Örnekleyerek tanımlamada örneğin; ben birisine “elma” sözcüğünü öğretirken kalkıp “İşte şu masanın üstünde duran meyve “elma” diye adlandırılır” diyebilirim. Bu durumda karşımdaki “elma” sözcüğünün ne için kullanıldığını anlayacaktır. Tabii ki söylediğim diğer sözcükleri anlamak şartıyla.

S

Wittgentein Tractatus’ta nesleler ve adlar ile ilgili neyi vurgulamaktadır?

Tractatus’ta Wittgentein, adların nesnelere işaret ettiğini söylemekteydi.
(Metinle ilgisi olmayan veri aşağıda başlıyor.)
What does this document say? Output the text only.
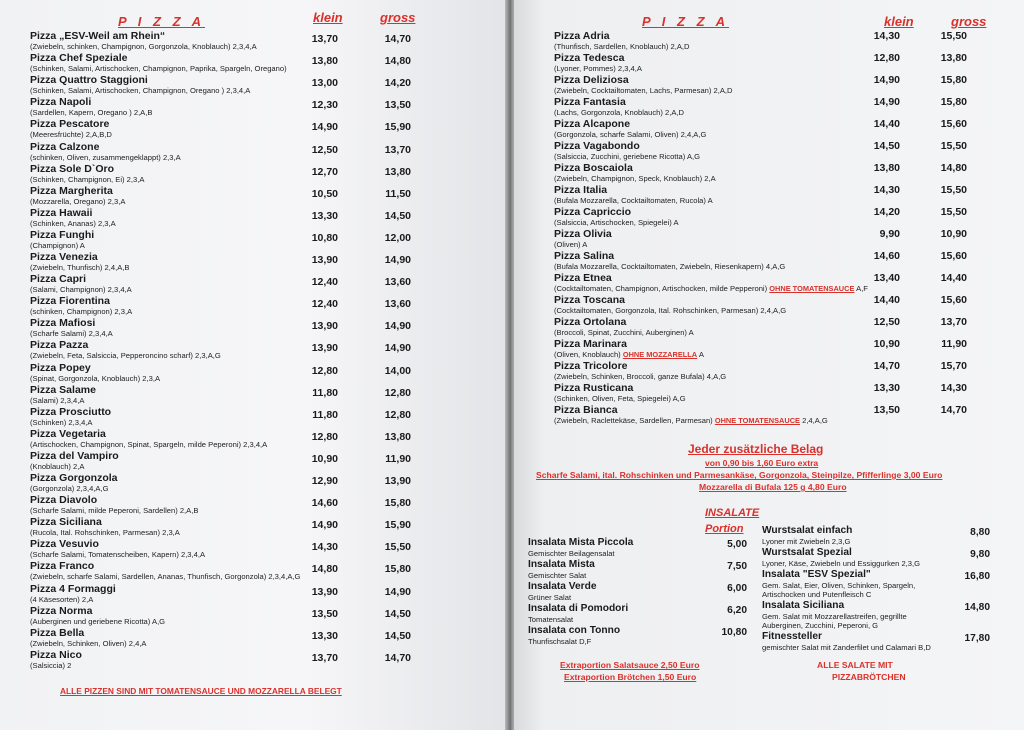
P I Z Z A	klein	gross
Pizza „ESV-Weil am Rhein“
(Zwiebeln, schinken, Champignon, Gorgonzola, Knoblauch) 2,3,4,A
13,70	14,70
Pizza Chef Speziale
(Schinken, Salami, Artischocken, Champignon, Paprika, Spargeln, Oregano)
13,80	14,80
Pizza Quattro Staggioni
(Schinken, Salami, Artischocken, Champignon, Oregano ) 2,3,4,A
13,00	14,20
Pizza Napoli
(Sardellen, Kapern, Oregano ) 2,A,B
12,30	13,50
Pizza Pescatore
(Meeresfrüchte) 2,A,B,D
14,90	15,90
Pizza Calzone
(schinken, Oliven, zusammengeklappt) 2,3,A
12,50	13,70
Pizza Sole D`Oro
(Schinken, Champignon, Ei) 2,3,A
12,70	13,80
Pizza Margherita
(Mozzarella, Oregano) 2,3,A
10,50	11,50
Pizza Hawaii
(Schinken, Ananas) 2,3,A
13,30	14,50
Pizza Funghi
(Champignon) A
10,80	12,00
Pizza Venezia
(Zwiebeln, Thunfisch) 2,4,A,B
13,90	14,90
Pizza Capri
(Salami, Champignon) 2,3,4,A
12,40	13,60
Pizza Fiorentina
(schinken, Champignon) 2,3,A
12,40	13,60
Pizza Mafiosi
(Scharfe Salami) 2,3,4,A
13,90	14,90
Pizza Pazza
(Zwiebeln, Feta, Salsiccia, Pepperoncino scharf) 2,3,A,G
13,90	14,90
Pizza Popey
(Spinat, Gorgonzola, Knoblauch) 2,3,A
12,80	14,00
Pizza Salame
(Salami) 2,3,4,A
11,80	12,80
Pizza Prosciutto
(Schinken) 2,3,4,A
11,80	12,80
Pizza Vegetaria
(Artischocken, Champignon, Spinat, Spargeln, milde Peperoni) 2,3,4,A
12,80	13,80
Pizza del Vampiro
(Knoblauch) 2,A
10,90	11,90
Pizza Gorgonzola
(Gorgonzola) 2,3,4,A,G
12,90	13,90
Pizza Diavolo
(Scharfe Salami, milde Peperoni, Sardellen) 2,A,B
14,60	15,80
Pizza Siciliana
(Rucola, Ital. Rohschinken, Parmesan) 2,3,A
14,90	15,90
Pizza Vesuvio
(Scharfe Salami, Tomatenscheiben, Kapern) 2,3,4,A
14,30	15,50
Pizza Franco
(Zwiebeln, scharfe Salami, Sardellen, Ananas, Thunfisch, Gorgonzola) 2,3,4,A,G
14,80	15,80
Pizza 4 Formaggi
(4 Käsesorten) 2,A
13,90	14,90
Pizza Norma
(Auberginen und geriebene Ricotta) A,G
13,50	14,50
Pizza Bella
(Zwiebeln, Schinken, Oliven) 2,4,A
13,30	14,50
Pizza Nico
(Salsiccia) 2
13,70	14,70
ALLE PIZZEN SIND MIT TOMATENSAUCE UND MOZZARELLA BELEGT
P I Z Z A	klein	gross
Pizza Adria
(Thunfisch, Sardellen, Knoblauch) 2,A,D
14,30	15,50
Pizza Tedesca
(Lyoner, Pommes) 2,3,4,A
12,80	13,80
Pizza Deliziosa
(Zwiebeln, Cocktailtomaten, Lachs, Parmesan) 2,A,D
14,90	15,80
Pizza Fantasia
(Lachs, Gorgonzola, Knoblauch) 2,A,D
14,90	15,80
Pizza Alcapone
(Gorgonzola, scharfe Salami, Oliven) 2,4,A,G
14,40	15,60
Pizza Vagabondo
(Salsiccia, Zucchini, geriebene Ricotta) A,G
14,50	15,50
Pizza Boscaiola
(Zwiebeln, Champignon, Speck, Knoblauch) 2,A
13,80	14,80
Pizza Italia
(Bufala Mozzarella, Cocktailtomaten, Rucola) A
14,30	15,50
Pizza Capriccio
(Salsiccia, Artischocken, Spiegelei) A
14,20	15,50
Pizza Olivia
(Oliven) A
9,90	10,90
Pizza Salina
(Bufala Mozzarella, Cocktailtomaten, Zwiebeln, Riesenkapern) 4,A,G
14,60	15,60
Pizza Etnea
(Cocktailtomaten, Champignon, Artischocken, milde Pepperoni) OHNE TOMATENSAUCE A,F
13,40	14,40
Pizza Toscana
(Cocktailtomaten, Gorgonzola, Ital. Rohschinken, Parmesan) 2,4,A,G
14,40	15,60
Pizza Ortolana
(Broccoli, Spinat, Zucchini, Auberginen) A
12,50	13,70
Pizza Marinara
(Oliven, Knoblauch) OHNE MOZZARELLA A
10,90	11,90
Pizza Tricolore
(Zwiebeln, Schinken, Broccoli, ganze Bufala) 4,A,G
14,70	15,70
Pizza Rusticana
(Schinken, Oliven, Feta, Spiegelei) A,G
13,30	14,30
Pizza Bianca
(Zwiebeln, Raclettekäse, Sardellen, Parmesan) OHNE TOMATENSAUCE 2,4,A,G
13,50	14,70
Jeder zusätzliche Belag
von 0,90 bis 1,60 Euro extra
Scharfe Salami, ital. Rohschinken und Parmesankäse, Gorgonzola, Steinpilze, Pfifferlinge 3,00 Euro
Mozzarella di Bufala 125 g 4,80 Euro
INSALATE
Portion
Insalata Mista Piccola
Gemischter Beilagensalat
5,00
Insalata Mista
Gemischter Salat
7,50
Insalata Verde
Grüner Salat
6,00
Insalata di Pomodori
Tomatensalat
6,20
Insalata con Tonno
Thunfischsalat D,F
10,80
Wurstsalat einfach
Lyoner mit Zwiebeln 2,3,G
8,80
Wurstsalat Spezial
Lyoner, Käse, Zwiebeln und Essiggurken 2,3,G
9,80
Insalata "ESV Spezial"
Gem. Salat, Eier, Oliven, Schinken, Spargeln,
Artischocken und Putenfleisch C
16,80
Insalata Siciliana
Gem. Salat mit Mozzarellastreifen, gegrillte
Auberginen, Zucchini, Peperoni, G
14,80
Fitnessteller
gemischter Salat mit Zanderfilet und Calamari B,D
17,80
Extraportion Salatsauce 2,50 Euro
Extraportion Brötchen 1,50 Euro
ALLE SALATE MIT
PIZZABRÖTCHEN
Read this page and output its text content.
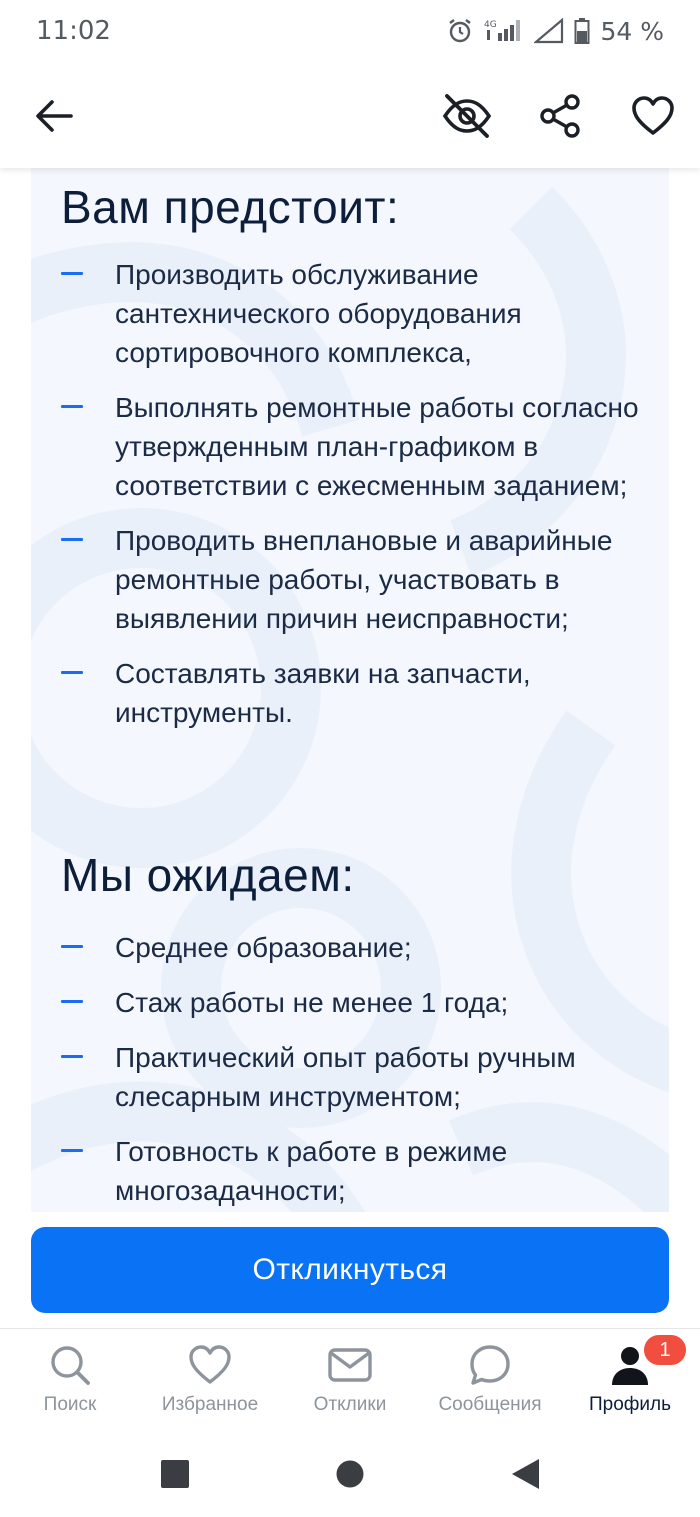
11:02	4G	54 %
Вам предстоит:
Производить обслуживание сантехнического оборудования сортировочного комплекса,
Выполнять ремонтные работы согласно утвержденным план-графиком в соответствии с ежесменным заданием;
Проводить внеплановые и аварийные ремонтные работы, участвовать в выявлении причин неисправности;
Составлять заявки на запчасти, инструменты.
Мы ожидаем:
Среднее образование;
Стаж работы не менее 1 года;
Практический опыт работы ручным слесарным инструментом;
Готовность к работе в режиме многозадачности;
Откликнуться
Поиск	Избранное	Отклики	Сообщения
1
Профиль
Dahası, söz konusu nesnelerin “basit” oldukları yani “karmaşık” olmadıkları, daha basit unsurlara çözümlenemedikleri öne sürülmekteydi. Eğer adlar basit nesnelere karşılık gelmezlerse, adların tanımlamasının sonsuza kadar süreceği ve belirli bir anlamın ortaya çıkamayacağı söyleniyordu. Felsefî Soruşturmalar’da Wittgenstein, bu fikrini tamamen değiştirmiş görünmektedir.

S

Wittgenstein’ın görüşüne göre bir adın anlamı ve gönderimi hakkında neler söylenebilir?

Bir adın anlamı ile o adı taşıyan şey bir ve aynı değildir. Wittgenstein’ın görüşüne göre bir sözcüğün anlamı onun dildeki kullanımıdır. Buradan anlaşılan, adların (genelde de sözcüklerin) anlamı onların işaret ettiği basit nesneler değildir. Söz konusu anlamlar dil oyunları içerisinde belirlenmektedir.

S

“Düşünmeyin, fakat bakın!” mottosu ile Wittgenstein ne anlatmak istemektedir?
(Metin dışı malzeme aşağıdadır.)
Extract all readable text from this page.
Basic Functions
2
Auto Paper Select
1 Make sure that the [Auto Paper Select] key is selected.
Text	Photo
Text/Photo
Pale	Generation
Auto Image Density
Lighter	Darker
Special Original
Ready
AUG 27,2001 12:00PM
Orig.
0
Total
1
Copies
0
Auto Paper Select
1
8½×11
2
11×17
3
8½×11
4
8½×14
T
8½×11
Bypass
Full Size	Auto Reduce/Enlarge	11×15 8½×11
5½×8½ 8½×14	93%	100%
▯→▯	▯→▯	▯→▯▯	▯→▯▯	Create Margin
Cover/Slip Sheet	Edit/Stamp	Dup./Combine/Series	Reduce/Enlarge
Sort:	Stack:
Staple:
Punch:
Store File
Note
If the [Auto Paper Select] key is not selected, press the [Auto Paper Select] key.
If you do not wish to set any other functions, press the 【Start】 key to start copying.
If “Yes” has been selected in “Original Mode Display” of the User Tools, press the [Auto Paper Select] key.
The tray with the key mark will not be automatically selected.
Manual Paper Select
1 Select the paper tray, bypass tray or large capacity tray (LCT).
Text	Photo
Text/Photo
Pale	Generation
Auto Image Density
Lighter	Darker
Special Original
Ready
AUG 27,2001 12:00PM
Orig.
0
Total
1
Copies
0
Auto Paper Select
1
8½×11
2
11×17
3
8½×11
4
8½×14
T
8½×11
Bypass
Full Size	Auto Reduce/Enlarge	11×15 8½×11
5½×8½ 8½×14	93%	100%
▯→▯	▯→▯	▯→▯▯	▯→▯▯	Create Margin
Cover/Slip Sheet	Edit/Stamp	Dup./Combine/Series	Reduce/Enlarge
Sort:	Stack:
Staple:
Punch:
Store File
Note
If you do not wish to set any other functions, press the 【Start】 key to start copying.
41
Bu mottonun önemli nedenlerinden birisi, düşündükçe açıklamaların ve kuramların peşine düşmemiz ve Wittgenstein’ın bizi uyardığı yanılsamalara kolayca kapılmamızdır. Olanı değil, olması gerekeni düşünüp bununla önümüzde olanı kıyaslama eğilimine girmemizdir. Oysa davet edildiğimiz gibi bakarsak, olanı tasvir etmeyi ve dolayısıyla söz konusu yanılsamalardan kaçınmayı başarabiliriz.

S

Wittgenstein’ın kesinlik kavramı üzerine düşünceleri nelerdir?
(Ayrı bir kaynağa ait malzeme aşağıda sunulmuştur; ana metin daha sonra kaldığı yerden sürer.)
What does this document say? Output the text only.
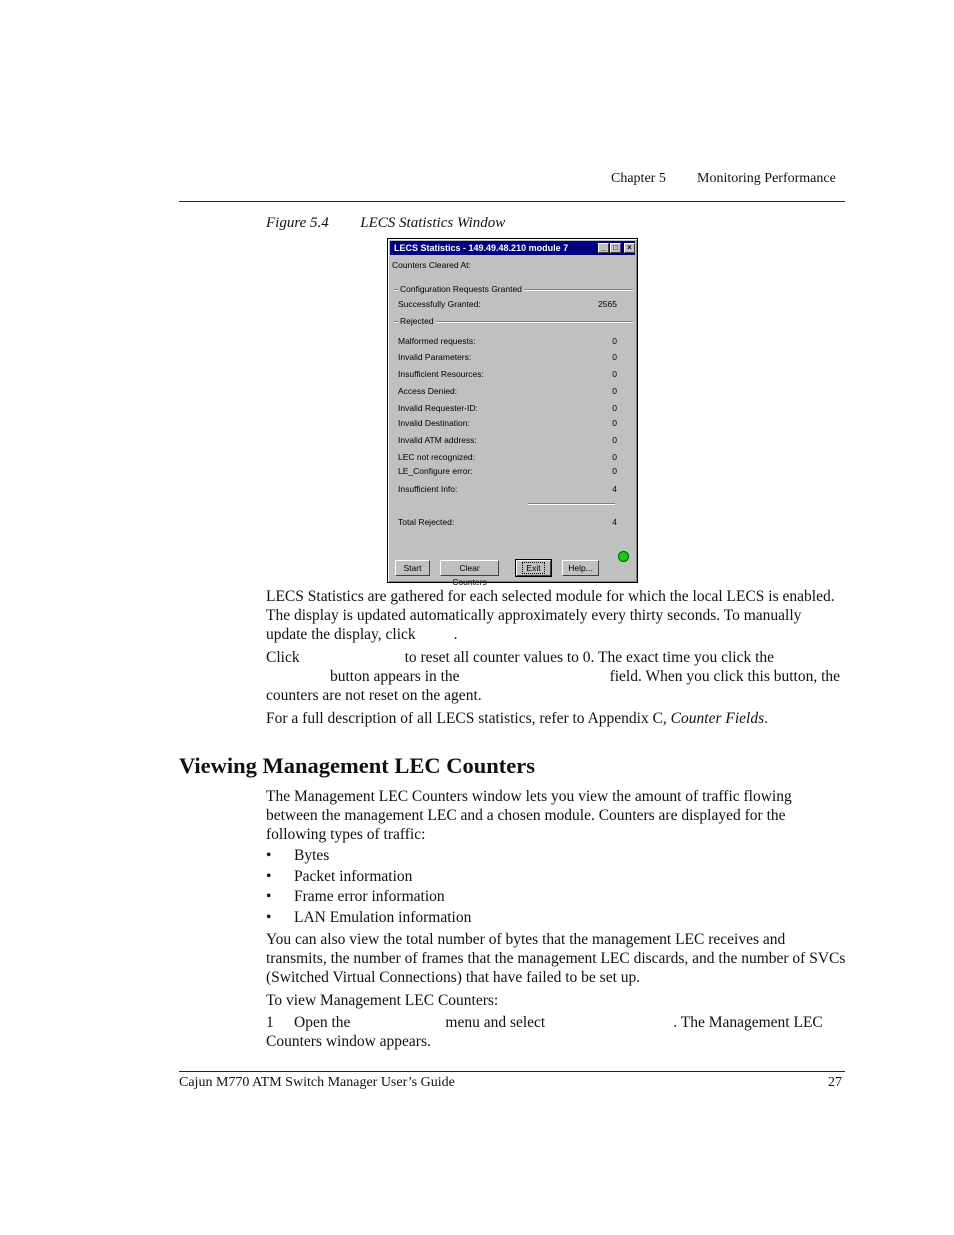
Chapter 5 Monitoring Performance
Figure 5.4 LECS Statistics Window
LECS Statistics - 149.49.48.210 module 7	_ □	×
Counters Cleared At:
Configuration Requests Granted
Successfully Granted:	2565
Rejected
Malformed requests:	0
Invalid Parameters:	0
Insufficient Resources:	0
Access Denied:	0
Invalid Requester-ID:	0
Invalid Destination:	0
Invalid ATM address:	0
LEC not recognized:	0
LE_Configure error:	0
Insufficient Info:	4
Total Rejected:	4
Start	Clear Counters
Exit	Help...

LECS Statistics are gathered for each selected module for which the local LECS is enabled. The display is updated automatically approximately every thirty seconds. To manually update the display, click .

Click	to reset all counter values to 0. The exact time you click the
button appears in the	field. When you click this button, the counters are not reset on the agent.

For a full description of all LECS statistics, refer to Appendix C, Counter Fields.

Viewing Management LEC Counters
The Management LEC Counters window lets you view the amount of traffic flowing between the management LEC and a chosen module. Counters are displayed for the following types of traffic:
• Bytes
• Packet information
• Frame error information
• LAN Emulation information
You can also view the total number of bytes that the management LEC receives and transmits, the number of frames that the management LEC discards, and the number of SVCs (Switched Virtual Connections) that have failed to be set up.
To view Management LEC Counters:

1 Open the	menu and select	. The Management LEC Counters window appears.

Cajun M770 ATM Switch Manager User’s Guide	27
Soru aslında basittir: Bir yön tabelası ile karşılaştığınızda ne yaparsınız? Cevap oldukça basit görünmektedir. Eğer tabelada yazan yere gitmek istiyorsanız okun gösterdi yöne gidersiniz? Witgenstein burada “Neden” sorusunu sorar. Buna farklı açıklamalar getirebilirsiniz. Okun ucunun o yönü gösterdiğini söyleyebilirsiniz. Ancak neden okun ucunun gidilmesi istenen yönü gösterdiği sorulabilir. Yine bazı açıklamalar vermeye çalışabilirsiniz. Ancak sonuçta bazı uzlaşımlara iş gelip dayanır. Siz belli uzlaşımlara uygun olarak hareket etmek konusunda bir talime tâbî tutulmuşsunuzdur. Ancak söz konusu uzlaşımlar birtakım teamüllere, geleneklere, göreneklere dayandığı için bunların tek başlarına bir kerecik yapılamayacağı görülür. Biz kendimizi bir topluluğun içerisinde belli şeyleri doğru varsayar, belli kuralları izler olarak buluruz.

S

Wittgenstein’ın erken ve geç dönemdeki felsefe anlayışları arasındaki fark nedir?

Wittgenstein geç dönem eserlerinde Tractatus’ta savunduğu görüşleri terk etmiş ve hatta, o görüşlerine ters düşen fikirleri savunmuştur. Kendisi bu durumun basit bir hatadan çok daha derine inen bir yanılsama olduğunu düşünmektedir.

S

Wittgenstein’ın gündelik dil ile ilgili görüşü nedir?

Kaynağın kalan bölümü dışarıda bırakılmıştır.